So much of sales is process and execution. If you have the materials to work with, success is completely possible.
— Brendan McAdams (@brendanmcadams) September 21, 2020
When you are finally ready to hire your VP of Sales, oftentimes, there’s often a bit of a quiet panic around time. About getting the hire done. Because there’s a window. Even if you are growing like a weed up to $1m, $2m, $4m ARR or beyond … you can see growth is going to slow down without help. You can’t hire more reps yourself. You don’t know the rest of the playbook and don’t have the rest of the toolkit. You can see that even with great sales rep efficiency with, say, 1-3 reps, it is going to slow down unless you bring in that VP in time.
And indeed it often does. If you don’t hire the management you need for each stage, you’ll almost always at least slow down at each phase transition.
But then so often, I see startups still able to hire a great VP of Sales even after sales slows down a bit. Often, to much less than outlier rates.
Why? Why would a great VP of Sales join a start-up with mediocre growth?
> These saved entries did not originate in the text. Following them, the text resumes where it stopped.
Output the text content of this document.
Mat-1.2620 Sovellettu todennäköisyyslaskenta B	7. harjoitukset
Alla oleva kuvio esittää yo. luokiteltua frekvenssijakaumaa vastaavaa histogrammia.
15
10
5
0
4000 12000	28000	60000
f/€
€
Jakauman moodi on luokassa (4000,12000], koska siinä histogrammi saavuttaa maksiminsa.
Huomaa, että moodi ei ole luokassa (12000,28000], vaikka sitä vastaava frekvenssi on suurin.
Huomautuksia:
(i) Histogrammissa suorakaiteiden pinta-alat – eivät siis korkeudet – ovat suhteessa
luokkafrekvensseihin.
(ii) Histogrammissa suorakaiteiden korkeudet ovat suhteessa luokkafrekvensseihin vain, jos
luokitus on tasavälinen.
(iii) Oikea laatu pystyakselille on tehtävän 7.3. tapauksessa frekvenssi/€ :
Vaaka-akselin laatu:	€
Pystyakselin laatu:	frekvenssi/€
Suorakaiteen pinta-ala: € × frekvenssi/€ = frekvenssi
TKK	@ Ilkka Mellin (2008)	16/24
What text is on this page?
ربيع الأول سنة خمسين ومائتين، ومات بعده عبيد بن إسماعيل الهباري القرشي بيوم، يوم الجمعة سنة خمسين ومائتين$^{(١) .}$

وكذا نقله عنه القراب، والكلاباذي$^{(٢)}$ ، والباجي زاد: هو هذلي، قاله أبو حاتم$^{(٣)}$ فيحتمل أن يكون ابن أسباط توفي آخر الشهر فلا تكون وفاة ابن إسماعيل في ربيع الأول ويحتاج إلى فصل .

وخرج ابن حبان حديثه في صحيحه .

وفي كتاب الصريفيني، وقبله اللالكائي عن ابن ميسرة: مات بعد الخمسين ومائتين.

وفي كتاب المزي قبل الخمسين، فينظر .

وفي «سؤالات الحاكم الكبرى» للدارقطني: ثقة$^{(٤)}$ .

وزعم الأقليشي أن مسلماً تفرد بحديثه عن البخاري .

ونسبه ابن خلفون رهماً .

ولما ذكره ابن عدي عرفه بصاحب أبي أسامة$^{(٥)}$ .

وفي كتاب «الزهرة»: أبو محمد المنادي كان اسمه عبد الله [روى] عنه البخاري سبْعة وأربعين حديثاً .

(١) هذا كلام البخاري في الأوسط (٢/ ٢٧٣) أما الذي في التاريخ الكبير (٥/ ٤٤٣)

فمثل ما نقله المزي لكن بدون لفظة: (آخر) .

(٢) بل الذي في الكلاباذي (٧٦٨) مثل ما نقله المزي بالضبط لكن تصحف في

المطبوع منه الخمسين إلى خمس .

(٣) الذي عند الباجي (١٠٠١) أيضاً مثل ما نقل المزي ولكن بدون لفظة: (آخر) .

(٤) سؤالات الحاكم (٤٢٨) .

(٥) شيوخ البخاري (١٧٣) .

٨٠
Because great VPs of Sales aren’t dumb. Some of the most proven ones only want to join the next Snowflake or Zoom. If they truly have it all, they will wait for that shot.
But the most self-aware stretch VPs of Sales know they aren’t going to get called up at Zoom, so they look for the next best thing. And that’s probably:
- A decently-enough funded startup (so they can hire)
- With a great CEO they believe in (so they can run)
- With at least a mini-brand (to back up sales)
- With leads. With demand.
And a great Stretch VP of Sales can come in and see say 30% annual growth paired with a beloved product and tons of leads … as an opportunity.
And opportunity to turn that 30% growth into 50% growth with a few tweaks to the sales team. To 70% growth with a new playbook and some strong hires. And 100% growth with a great VP of Demand Gen to help them.
They know when they see the raw ingredients of success, and know if they can turn that into something special.
So if growth has slowed down, but you have happy customers, a mini-brand and leads … don’t hire your challenges from those VP of Sales candidates. And don’t assume you can’t hire one. Share the good, the great — and the challenges.
You’ll be surprised that 1-2 stretch candidates at least are up for that challenge.